Encore Series #3: Not That You Died

I started the encore series several months ago to revisit songs that are too good to be forgotten.

Monuments occupies a unique place in Legacy Five’s discography. Though Roger Bennett would go on to record four more projects with the group—an a cappella album, a studio table project, a live table project, and a live project of new songs—Monuments was the group’s final studio album with Bennett at the creative helm.

The project was anchored by the title track and by two Bennett solos, “Out of My Darkness” and “Whispers in the Night.” The latter song, coupled with Bennett’s powerful testimony as he was entering into what would be his final battle with cancer, brought the house down at NQC 2004.

Though this project marked an end in one way for Legacy Five, it was the start of another: Monuments introduced Frank Seamans to Legacy Five fans. He would go on to stay longer at the tenor slot (five years) than any L5 tenor before or since. Seamans’ personality would lead him to take an active role in concerts; he would give his testimony each night. For the first two years or so, it would lead into his big feature from this project, “Calvary Reminds Me.”

His other solo waited quietly at spot eight for its turn in the sun. But though the group did sing it here and there, “Not That You Died” was never really used to its potential.

This Belinda Smith / Tony Wood collaboration starts simply enough, musing on the familiarity of John 3:16. The chorus highlights our personal response to salvation:

It’s not that You died for the whole world
That humbles my heart, brings me to my knees
Not that You died for the whole world
But Lord, that You died for me

The second verse paints a picture of the crucifixion scene, and builds into the chorus’s response. There is no bridge; after a modulation and another chorus, the song comes to a close.

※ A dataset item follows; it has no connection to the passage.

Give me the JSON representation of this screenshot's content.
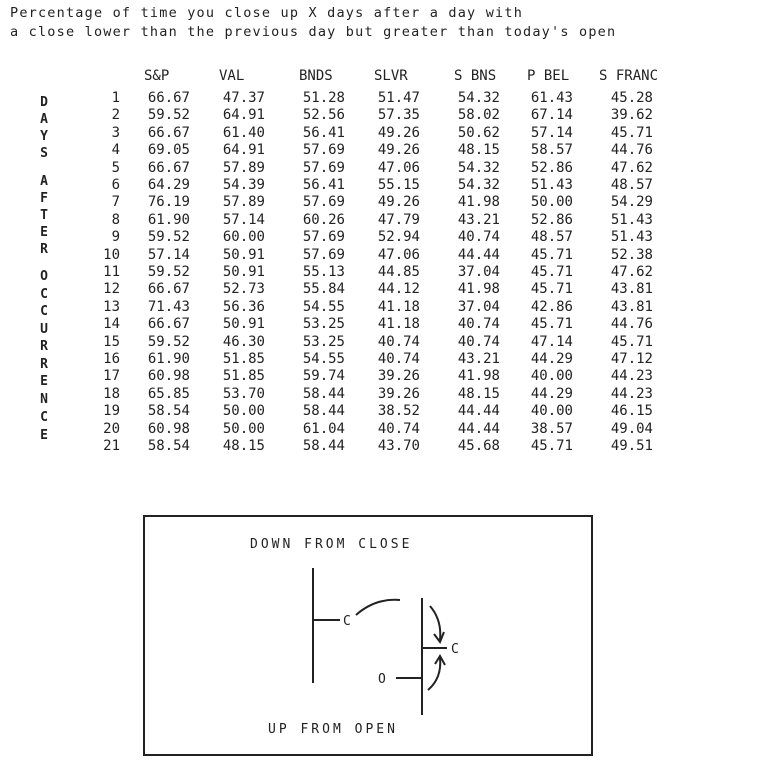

This song was effective as a big ballad, but now that it has been down that route, a group revisiting the song would do well to go another direction. The lyrics are more reflective, more meditative than typically found in anthemic big ballads. So while the big ballad treatment brings out the power of the melody, a simpler, acoustic easy-listening version, perhaps with a light jazzy touch, would bring out the power of the lyric.

The perfect fit for an encore of this song would be Legacy Five’s good friends, the Booth Brothers.